Onychodactylus fischeri is known to live at elevations up to 1000 m, and favors thickly-vegetated stretches of pebble-bottomed mountain streams, with little direct sunlight. It may also be found near underground springs. The mating season is from mid-March to mid-May. The eggs are laid in streams; the aquatic larvae emerge after approximately 5 weeks. It is threatened by habitat change, such as tree felling in stream headwaters.

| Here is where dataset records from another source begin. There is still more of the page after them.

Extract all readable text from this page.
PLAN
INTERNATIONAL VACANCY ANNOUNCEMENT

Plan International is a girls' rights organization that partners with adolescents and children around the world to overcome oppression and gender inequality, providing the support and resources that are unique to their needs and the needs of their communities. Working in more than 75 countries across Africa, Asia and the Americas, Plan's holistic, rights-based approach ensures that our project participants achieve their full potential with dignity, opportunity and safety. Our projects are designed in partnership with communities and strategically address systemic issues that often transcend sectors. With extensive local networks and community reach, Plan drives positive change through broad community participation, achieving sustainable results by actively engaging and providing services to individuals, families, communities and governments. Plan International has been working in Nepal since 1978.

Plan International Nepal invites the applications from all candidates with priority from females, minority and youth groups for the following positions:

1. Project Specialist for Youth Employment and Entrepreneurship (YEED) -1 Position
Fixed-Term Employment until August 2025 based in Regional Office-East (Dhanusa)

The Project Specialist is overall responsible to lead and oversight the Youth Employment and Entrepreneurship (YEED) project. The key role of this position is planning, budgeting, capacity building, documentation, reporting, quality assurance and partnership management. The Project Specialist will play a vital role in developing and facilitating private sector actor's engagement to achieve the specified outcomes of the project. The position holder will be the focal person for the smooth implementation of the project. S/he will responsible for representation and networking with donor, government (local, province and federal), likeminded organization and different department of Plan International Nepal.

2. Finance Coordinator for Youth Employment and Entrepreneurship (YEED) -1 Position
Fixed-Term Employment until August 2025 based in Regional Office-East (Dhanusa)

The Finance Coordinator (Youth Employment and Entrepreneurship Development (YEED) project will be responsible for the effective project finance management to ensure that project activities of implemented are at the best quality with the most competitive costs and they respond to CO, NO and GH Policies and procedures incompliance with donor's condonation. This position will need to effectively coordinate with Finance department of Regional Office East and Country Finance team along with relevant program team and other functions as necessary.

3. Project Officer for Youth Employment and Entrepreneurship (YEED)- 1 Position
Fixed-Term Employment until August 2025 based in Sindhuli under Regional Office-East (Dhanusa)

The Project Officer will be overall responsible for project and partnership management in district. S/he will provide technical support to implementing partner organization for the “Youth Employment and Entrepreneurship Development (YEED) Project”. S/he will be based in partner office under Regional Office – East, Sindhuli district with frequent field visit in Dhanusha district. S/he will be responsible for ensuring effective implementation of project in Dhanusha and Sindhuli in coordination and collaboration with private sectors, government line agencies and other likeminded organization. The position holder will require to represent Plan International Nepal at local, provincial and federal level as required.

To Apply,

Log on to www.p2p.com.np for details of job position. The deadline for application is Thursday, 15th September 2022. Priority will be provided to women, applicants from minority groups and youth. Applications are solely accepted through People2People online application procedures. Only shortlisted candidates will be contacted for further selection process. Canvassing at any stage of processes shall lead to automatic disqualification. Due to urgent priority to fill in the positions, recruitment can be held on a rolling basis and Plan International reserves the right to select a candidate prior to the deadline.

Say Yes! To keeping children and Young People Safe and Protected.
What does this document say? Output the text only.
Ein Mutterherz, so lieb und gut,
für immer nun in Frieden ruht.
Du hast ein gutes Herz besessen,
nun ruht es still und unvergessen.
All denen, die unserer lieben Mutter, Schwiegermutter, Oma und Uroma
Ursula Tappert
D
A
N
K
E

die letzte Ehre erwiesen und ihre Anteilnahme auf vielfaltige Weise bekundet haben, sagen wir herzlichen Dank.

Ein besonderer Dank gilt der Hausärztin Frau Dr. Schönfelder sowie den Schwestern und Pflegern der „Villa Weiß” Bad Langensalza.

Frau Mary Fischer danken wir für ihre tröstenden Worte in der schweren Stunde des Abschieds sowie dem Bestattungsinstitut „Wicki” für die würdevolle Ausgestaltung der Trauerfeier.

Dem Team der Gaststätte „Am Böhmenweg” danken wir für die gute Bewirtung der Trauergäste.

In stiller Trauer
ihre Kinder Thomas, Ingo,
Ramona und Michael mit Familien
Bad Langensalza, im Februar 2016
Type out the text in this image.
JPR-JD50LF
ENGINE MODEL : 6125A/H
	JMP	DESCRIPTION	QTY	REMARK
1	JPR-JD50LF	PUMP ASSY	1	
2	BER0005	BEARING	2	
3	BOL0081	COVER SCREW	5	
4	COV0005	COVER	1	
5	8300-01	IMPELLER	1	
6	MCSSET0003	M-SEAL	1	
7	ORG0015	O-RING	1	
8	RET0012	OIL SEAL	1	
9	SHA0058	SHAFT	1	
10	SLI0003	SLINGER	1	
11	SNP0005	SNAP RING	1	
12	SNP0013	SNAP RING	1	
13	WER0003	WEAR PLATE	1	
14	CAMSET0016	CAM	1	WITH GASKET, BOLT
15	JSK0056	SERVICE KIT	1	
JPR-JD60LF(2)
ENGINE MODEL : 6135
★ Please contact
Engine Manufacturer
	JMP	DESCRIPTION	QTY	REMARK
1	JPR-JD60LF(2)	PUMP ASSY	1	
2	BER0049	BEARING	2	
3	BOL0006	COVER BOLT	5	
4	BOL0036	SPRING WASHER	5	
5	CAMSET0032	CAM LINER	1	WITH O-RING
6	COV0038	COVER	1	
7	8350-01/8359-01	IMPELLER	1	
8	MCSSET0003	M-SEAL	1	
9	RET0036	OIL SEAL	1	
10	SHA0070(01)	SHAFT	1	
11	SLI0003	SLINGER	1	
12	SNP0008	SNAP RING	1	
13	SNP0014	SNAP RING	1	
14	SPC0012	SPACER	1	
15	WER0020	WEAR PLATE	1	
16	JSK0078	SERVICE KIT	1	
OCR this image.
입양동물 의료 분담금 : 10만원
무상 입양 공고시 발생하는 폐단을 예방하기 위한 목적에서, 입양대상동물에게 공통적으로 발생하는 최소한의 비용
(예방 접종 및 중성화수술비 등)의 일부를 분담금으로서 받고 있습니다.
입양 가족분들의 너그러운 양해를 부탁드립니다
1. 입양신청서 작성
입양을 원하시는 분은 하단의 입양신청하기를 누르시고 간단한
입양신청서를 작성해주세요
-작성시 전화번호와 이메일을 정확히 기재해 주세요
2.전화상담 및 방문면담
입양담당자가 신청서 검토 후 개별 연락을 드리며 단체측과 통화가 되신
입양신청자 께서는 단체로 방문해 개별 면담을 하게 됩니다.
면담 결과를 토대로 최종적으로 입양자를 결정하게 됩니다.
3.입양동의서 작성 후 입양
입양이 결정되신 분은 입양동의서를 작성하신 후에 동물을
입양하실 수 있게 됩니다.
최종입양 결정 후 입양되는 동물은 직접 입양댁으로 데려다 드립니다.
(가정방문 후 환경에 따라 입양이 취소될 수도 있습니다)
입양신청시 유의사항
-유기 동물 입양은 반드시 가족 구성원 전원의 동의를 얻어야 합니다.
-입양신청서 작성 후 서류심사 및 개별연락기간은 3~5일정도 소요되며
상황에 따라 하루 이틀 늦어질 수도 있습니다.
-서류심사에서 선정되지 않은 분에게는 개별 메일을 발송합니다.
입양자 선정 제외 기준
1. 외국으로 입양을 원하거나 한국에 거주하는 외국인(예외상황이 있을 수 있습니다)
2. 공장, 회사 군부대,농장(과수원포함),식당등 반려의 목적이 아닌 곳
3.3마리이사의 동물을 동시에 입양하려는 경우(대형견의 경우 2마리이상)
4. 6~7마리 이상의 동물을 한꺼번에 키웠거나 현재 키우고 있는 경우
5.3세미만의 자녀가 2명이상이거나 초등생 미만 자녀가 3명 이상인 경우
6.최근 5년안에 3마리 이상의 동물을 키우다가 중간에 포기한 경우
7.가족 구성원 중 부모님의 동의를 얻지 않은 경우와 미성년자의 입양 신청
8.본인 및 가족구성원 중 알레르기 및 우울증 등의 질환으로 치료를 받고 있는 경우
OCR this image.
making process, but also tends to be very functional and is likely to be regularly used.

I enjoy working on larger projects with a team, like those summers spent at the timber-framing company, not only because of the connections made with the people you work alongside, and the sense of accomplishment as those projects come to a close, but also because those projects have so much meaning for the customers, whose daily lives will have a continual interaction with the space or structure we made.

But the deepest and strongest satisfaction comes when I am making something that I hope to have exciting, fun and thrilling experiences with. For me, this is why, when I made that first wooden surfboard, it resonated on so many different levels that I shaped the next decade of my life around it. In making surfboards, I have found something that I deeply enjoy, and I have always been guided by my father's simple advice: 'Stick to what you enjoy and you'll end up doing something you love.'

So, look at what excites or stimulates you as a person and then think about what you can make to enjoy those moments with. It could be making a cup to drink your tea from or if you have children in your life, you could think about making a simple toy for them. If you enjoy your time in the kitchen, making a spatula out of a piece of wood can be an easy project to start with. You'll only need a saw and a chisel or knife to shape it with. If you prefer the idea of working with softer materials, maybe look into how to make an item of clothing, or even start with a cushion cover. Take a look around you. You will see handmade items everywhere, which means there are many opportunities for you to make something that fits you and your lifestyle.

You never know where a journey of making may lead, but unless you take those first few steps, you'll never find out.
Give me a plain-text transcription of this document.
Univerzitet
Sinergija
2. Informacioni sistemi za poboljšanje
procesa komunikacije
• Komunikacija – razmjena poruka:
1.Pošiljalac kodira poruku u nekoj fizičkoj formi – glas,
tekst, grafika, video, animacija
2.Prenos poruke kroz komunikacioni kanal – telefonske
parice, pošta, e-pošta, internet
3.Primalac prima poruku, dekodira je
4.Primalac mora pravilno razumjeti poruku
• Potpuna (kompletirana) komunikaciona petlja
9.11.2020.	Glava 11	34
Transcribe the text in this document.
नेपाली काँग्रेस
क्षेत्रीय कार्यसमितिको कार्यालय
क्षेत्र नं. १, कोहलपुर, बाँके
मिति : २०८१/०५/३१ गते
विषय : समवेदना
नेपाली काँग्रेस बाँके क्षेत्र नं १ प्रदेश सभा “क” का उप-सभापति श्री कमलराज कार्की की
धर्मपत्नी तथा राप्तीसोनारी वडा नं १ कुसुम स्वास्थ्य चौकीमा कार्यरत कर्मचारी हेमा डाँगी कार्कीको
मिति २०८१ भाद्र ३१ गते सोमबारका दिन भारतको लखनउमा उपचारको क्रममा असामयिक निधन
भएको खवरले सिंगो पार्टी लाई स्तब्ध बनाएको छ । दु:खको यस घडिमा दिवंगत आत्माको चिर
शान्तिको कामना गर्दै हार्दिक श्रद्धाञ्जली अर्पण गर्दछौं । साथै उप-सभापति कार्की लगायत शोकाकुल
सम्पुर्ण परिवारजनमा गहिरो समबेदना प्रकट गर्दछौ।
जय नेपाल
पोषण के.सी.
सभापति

The adult males of the species are 17–18 cm long; adult females are slightly longer, 18–19 cm. The dorsal aspect is yellowish brown, with bands of dark brown spots throughout. The ventral aspect is lighter in color, without spots. The head is small, flat and oval. The skin is smooth overall, but with one groove running along the center of the back. The tail is longer than the head and body combined, a fact from which the salamander takes its common name.